Untuk bisa mengembangkan koperasi yang sejati, Suroto mengatakan, seharusnya koperasi yang tidak menjalankan prinsip harus ditindak dan didenda. “Ini malah pasal denda dan sanksi dicabut. Tampaknya, para rentenir sudah mampu melobi legislatif,” kata Suroto yang juga menjabat Ketua Koperasi Trisakti (Kosakti).
Keberatan kedua soal penunjukkan Dewan Koperasi Indonesia (Dekopin) menjadi wadah tunggal. Suroto menegaskan, ini bertentangan dengan alam demokrasi saat ini. Itu juga bertolak belakang dengan Pasal 28 UUD 1945 yang mengatur kebebasan berserikat. Apalagi, ada pasal yang menyebutkan, operasional Dekopin wajib menggunakan anggaran pendapatan dan belanja negara juga daerah (APBN/APBD). “Ini jelas aneh dan kami akan ajukan ke MK untuk diuji,” ujarnya.
Jumlah anggota
Suroto juga mengkritisi ketentuan soal minimal jumlah anggota sebagai syarat mendirikan koperasi. Menurutnya, di negara lain membentuk koperasi bisa dengan tiga orang saja. Sementara di RUU Perkoperasian mensyaratkan paling sedikit sembilan orang. “Masih terlalu banyak. Koperasi tidak akan berkembang kalau untuk membentuknya saja harus menyamakan visi misi sembilan orang,” tambah dia.
Secara umum, Suroto menilai RUU Perkoperasian belum memberikan jawaban atas kebutuhan koperasi. Koperasi adalah organisasi mandiri yang mengatur dirinya sendiri dengan memiliki prinsip-prinsip. Salah satu prinsipnya: gotong royong dan mengutamakan benefit untuk anggota.
Pendapat senada juga datang dari Presiden Direktur Koperasi Syariah Benteng Mikro Indonesia (Kopsyah BMI), Kamaruddin Batubara. Kata dia, saat ini banyak sekali ditemukan praktik penipuan yang mengatasnamakan koperasi. “Ini jelas merugikan kami,” tegasnya.
Maka, Kamaruddin berharap, UU Perkoperasian yang baru bisa mengatasi praktik curang tersebut, dengan menegakkan sanksi tegas bagi para pelaku investasi bodong yang mengatasnamakan koperasi.
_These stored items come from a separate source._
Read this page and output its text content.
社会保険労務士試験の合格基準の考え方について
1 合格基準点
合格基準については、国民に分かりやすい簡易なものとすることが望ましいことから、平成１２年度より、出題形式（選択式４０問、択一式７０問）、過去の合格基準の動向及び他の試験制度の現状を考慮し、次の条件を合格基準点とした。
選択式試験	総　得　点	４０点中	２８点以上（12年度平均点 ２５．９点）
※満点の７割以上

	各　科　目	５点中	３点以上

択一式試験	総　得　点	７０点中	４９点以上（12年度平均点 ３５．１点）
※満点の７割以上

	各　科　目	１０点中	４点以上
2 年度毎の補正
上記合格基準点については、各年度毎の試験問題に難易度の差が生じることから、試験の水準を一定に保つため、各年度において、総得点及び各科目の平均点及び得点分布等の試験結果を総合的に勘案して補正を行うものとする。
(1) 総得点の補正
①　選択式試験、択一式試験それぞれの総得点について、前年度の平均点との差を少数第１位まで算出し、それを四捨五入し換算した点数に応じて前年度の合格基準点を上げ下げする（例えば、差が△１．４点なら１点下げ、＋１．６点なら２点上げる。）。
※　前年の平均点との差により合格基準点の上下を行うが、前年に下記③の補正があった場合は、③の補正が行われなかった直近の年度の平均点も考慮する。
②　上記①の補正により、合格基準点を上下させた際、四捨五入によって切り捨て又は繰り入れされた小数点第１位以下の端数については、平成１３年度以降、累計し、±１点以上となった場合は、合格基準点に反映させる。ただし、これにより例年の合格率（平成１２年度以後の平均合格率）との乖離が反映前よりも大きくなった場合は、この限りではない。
Sebab, sejauh ini belum ada aturan main yang tegas soal sanksi tersebut. “Yang jelas, UU itu harus memperlihatkan jati diri koperasi sebenarnya. Prinsip dan tujuan koperasi harus bisa terwujud,” pinta dia.
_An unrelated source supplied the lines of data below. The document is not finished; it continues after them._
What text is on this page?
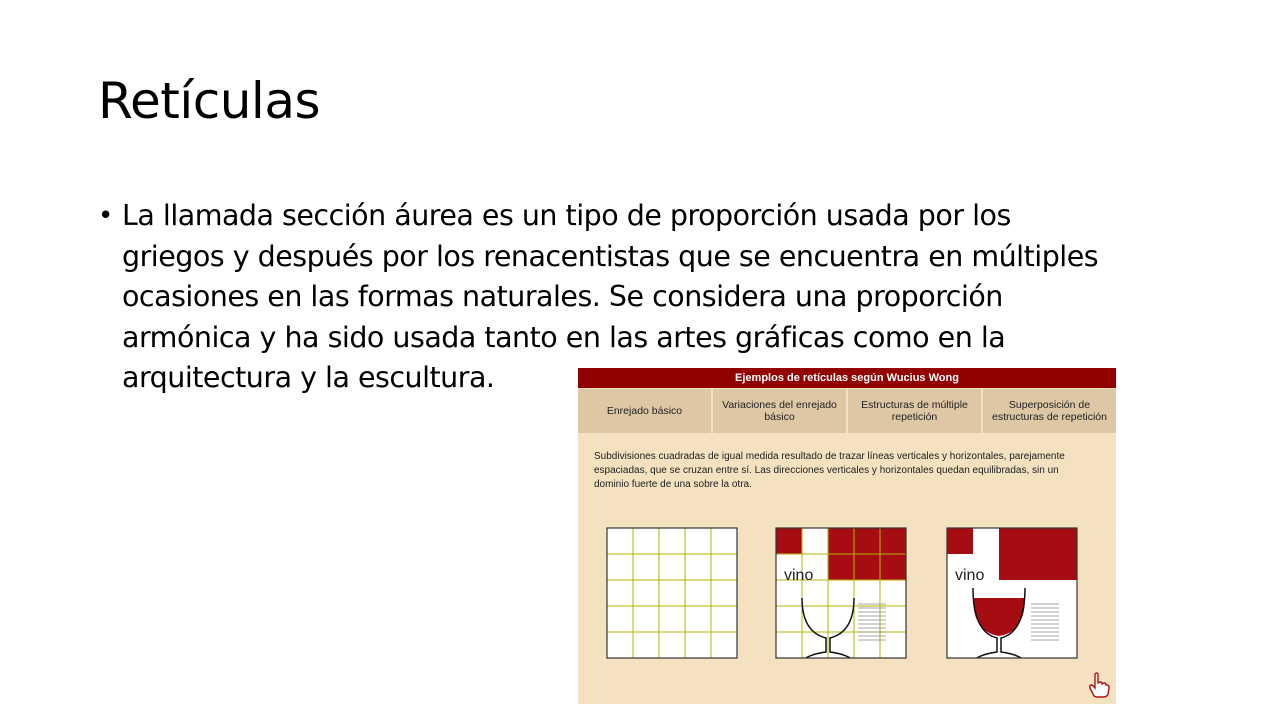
Retículas
• La llamada sección áurea es un tipo de proporción usada por los
griegos y después por los renacentistas que se encuentra en múltiples
ocasiones en las formas naturales. Se considera una proporción
armónica y ha sido usada tanto en las artes gráficas como en la
arquitectura y la escultura.	Ejemplos de retículas según Wucius Wong
Enrejado básico	Variaciones del enrejado básico
Estructuras de múltiple repetición
Superposición de estructuras de repetición
Subdivisiones cuadradas de igual medida resultado de trazar líneas verticales y horizontales, parejamente espaciadas, que se cruzan entre sí. Las direcciones verticales y horizontales quedan equilibradas, sin un dominio fuerte de una sobre la otra.
vino	vino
Memang, Kamaruddin mengakui, kontribusi koperasi hingga saat ini masih sangat kecil. Secara ekonomi, sumbangannya pada 2017 lalu baru 4,99% dari produk domestik bruto (PDB). Organisasi koperasi juga masih dipandang sebelah mata. Alih-alih menjadi gerakan perubahan sosial dan lembaga bisnis yang kapabel, koperasi masih dianggap sebagai organisasi kecil yang hanya mengurus usaha simpan pinjam dalam skala mikro. “Kondisi ini terjadi karena legislatif dan pemerintah belum punya keinginan kuat memajukan koperasi. Perhatian dan aturan masih belum mendukung,” ungkapnya
Padahal di luar negeri, koperasi berkembang pesat. Contohnya di Prancis, bahkan perekonomian negeri mode ini dikuasai oleh koperasi. Sementara di Indonesia sebaliknya. Ini terjadi, Kamaruddin membeberkan, lantaran prinsip-prinsip koperasi, seperti co-ownership (pemilikan bersama), co-determination (keputusan bersama), dan co-responsibility (tanggungjawab bersama), masih sebatas slogan manis, tak lebih.